En l'espèce et en l'absence d'élément nouveau soumis à son appréciation, la juridiction d'appel estime que le premier juge, par des motifs pertinents qu'elle approuve et adopte au visa de l'article 955 du code de procédure civile, a fait une exacte appréciation des faits de la cause et du droit des parties, en prenant en considération notamment le fait que l'étranger ne justifie pas d'une résidence fixe et certaine.
En effet l'appelant ne justifie pas avoir transmis à l' administration l'attestation produite en première instance établie à la date du 18 juillet 2024 au nom de M. [D] [B] et à laquelle n'est pas joint un document d'identité permettant d'identifier son auteur . En outre, cette attestation porte davantage sur une promesse d'un hébergement à sa sortie de détention au [Adresse 1] alors que M. [L] [B] a fait état d'une domiciliation au sein de l'association CPCV Picardie, selon l'arrêté de placement en rétention.
Il y a lieu de constater également qu'outre l'absence de justificatifs d'une résidence effective et permanente dans un local affecté à l'habitation, l'arrêté de placement en rétention est également motivé par le défaut de justification d'un document d'identité ou de voyage en cours de validité. Il ne peut donc être reproché à l'administration de ne pas avoir examiné une possibilité d'hébergement.
Dès lors il s'en déduit que ledit arrêté est régulièrement motivé au regard de la situation personnelle caractérisée de l'intéressé. Il ne présente ainsi pas de garanties de représentation suffisantes de sorte qu'aucune mesure moins coercitive n'était applicable.

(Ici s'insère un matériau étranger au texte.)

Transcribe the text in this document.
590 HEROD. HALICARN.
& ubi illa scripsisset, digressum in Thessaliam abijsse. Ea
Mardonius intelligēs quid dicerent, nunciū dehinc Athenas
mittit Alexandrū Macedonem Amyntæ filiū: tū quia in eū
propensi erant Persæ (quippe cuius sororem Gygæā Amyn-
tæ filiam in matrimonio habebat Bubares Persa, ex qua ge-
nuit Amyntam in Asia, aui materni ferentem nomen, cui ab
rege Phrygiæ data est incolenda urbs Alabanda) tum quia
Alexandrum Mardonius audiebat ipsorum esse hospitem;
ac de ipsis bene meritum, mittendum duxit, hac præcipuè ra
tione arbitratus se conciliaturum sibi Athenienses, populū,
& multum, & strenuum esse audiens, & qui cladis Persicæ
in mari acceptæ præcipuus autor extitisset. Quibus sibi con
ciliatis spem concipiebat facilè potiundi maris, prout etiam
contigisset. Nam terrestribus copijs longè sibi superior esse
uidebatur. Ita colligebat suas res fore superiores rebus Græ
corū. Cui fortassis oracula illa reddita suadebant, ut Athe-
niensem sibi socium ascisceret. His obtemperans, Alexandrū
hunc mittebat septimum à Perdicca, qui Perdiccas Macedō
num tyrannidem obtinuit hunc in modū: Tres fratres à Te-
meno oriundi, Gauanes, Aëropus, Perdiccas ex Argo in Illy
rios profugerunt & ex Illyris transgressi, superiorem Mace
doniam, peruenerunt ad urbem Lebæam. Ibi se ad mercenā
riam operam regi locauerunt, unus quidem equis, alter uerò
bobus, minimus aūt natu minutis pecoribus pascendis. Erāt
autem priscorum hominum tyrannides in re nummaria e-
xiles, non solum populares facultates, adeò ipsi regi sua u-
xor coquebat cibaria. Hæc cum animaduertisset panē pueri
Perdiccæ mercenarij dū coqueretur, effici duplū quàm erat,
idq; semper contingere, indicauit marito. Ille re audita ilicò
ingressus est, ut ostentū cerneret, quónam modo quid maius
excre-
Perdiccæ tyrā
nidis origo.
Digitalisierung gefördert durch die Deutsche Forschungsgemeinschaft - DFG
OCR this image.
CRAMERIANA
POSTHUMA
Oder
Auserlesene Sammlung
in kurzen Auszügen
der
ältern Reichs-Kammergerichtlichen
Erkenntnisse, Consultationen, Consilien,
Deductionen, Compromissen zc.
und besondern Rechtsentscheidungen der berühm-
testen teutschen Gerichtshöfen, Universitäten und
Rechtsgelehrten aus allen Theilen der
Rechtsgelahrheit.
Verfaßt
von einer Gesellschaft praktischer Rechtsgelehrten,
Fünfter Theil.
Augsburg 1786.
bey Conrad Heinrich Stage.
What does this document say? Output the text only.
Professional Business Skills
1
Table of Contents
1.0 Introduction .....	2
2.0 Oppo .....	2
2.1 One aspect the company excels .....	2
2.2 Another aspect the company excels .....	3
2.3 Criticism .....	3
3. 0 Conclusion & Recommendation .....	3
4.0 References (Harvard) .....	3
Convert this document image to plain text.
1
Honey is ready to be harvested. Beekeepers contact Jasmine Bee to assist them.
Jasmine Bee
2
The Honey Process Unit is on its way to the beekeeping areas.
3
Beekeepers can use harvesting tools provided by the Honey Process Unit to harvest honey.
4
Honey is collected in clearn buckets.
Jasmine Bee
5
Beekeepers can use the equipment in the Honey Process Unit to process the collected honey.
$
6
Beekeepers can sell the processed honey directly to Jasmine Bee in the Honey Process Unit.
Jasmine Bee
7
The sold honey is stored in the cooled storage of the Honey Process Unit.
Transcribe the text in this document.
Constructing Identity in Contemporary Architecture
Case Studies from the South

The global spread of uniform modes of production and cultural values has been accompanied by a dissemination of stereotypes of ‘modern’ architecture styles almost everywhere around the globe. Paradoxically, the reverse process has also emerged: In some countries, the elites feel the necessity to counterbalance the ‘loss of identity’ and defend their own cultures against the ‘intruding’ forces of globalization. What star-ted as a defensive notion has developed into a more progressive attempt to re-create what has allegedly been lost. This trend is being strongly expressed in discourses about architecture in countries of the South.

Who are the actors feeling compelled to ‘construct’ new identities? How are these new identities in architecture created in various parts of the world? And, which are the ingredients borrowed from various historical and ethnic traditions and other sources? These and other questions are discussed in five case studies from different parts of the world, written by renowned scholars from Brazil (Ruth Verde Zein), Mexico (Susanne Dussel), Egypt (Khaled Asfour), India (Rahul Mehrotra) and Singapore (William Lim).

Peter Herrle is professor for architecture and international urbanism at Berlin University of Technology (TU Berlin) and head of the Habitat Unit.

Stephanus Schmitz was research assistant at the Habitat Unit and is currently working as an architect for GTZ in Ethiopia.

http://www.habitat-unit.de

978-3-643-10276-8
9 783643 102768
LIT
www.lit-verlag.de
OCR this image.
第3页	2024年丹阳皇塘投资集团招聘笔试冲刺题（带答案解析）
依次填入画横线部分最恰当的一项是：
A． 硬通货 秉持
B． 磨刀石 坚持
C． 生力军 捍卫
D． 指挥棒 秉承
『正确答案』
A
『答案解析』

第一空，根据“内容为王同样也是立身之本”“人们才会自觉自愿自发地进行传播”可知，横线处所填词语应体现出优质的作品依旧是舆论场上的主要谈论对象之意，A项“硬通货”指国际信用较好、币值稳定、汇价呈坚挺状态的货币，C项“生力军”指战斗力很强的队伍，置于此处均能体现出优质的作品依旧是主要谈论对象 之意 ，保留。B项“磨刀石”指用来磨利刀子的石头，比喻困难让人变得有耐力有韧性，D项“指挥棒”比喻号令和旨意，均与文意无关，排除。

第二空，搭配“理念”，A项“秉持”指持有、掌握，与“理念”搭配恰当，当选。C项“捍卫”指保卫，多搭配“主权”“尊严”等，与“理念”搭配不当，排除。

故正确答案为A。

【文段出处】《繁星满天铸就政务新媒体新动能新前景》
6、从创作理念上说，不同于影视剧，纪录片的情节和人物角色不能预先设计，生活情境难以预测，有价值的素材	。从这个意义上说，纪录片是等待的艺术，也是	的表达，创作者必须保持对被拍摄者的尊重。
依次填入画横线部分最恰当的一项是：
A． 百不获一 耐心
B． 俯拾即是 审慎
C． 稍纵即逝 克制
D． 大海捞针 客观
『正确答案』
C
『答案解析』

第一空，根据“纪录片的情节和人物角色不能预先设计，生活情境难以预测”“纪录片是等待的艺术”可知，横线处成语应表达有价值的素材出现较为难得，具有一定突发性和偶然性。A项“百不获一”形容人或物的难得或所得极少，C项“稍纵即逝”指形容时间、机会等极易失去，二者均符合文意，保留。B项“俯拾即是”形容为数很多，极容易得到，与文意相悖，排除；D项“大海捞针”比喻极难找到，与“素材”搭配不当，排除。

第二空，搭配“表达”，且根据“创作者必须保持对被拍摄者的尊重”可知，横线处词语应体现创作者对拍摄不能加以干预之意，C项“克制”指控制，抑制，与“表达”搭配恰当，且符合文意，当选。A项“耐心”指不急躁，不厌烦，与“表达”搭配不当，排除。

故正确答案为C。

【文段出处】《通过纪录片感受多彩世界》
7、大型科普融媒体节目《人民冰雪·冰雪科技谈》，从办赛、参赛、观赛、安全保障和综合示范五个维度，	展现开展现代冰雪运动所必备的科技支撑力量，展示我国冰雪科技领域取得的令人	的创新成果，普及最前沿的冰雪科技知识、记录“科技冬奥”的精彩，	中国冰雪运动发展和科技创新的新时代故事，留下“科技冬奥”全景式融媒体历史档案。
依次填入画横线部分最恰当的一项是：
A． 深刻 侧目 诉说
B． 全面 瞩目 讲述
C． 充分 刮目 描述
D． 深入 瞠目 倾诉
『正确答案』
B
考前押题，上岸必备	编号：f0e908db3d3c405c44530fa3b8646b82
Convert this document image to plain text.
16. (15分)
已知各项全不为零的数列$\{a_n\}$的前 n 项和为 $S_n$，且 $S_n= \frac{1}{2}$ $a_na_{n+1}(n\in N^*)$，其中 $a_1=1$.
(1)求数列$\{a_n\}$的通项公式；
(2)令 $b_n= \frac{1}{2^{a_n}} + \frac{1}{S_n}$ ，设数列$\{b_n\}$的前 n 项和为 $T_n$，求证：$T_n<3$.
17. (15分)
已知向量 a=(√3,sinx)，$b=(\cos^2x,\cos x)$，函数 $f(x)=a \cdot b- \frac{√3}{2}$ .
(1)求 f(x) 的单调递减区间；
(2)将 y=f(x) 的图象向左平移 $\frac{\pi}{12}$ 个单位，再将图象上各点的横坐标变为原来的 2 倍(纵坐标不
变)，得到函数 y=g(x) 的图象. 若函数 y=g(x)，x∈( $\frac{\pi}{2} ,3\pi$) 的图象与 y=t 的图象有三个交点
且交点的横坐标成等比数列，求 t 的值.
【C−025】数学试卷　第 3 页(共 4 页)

2/ Sur le moyen nouveau tiré du défaut de diligences de l'administration
Il ressort de l'article L 741-3 du Code de l'entrée et du séjour des étrangers et du droit d'asile que l'administration doit justifier avoir effectué toutes les 'diligences utiles' suffisantes pour réduire au maximum la période de rétention de l'étranger.
Il convient de constater que le moyen tiré du défaut de diligences n'est pas fondé dès lors que l'administration qui n'est pas tenue d'effectuer des diligences avant le placement en rétention de l'étranger justifie avoir saisi les autorités consulaires marocaines d'une demande de laissez-passer consulaire le 03 juillet 2024 et d'une demande de routing le 24 juin 2024, que ces démarches sont toujours en cours. Un vol a été obtenu pour le 18 juillet 2024 mais faute de laissez-passer consulaire l'intéréssé n'a pu embarquer sur ce vol. Une nouvelle demande de vol a été effectuée le 18 juillet 2024.
En l'attente d'une réponse à ces diligences, utiles et suffisantes en l'espèce, la prolongation du placement en rétention administrative de l'intéressé est justifiée au regard de l'article L742-1 du code de l'entrée et du séjour des étrangers et du droit d'asile.
Le moyen ne peut donc qu'être écarté.
Conformément au droit communautaire, aucun moyen soulevé par les parties ou susceptible d'être relevé d'office ne paraît contraire à la prolongation de la rétention administrative.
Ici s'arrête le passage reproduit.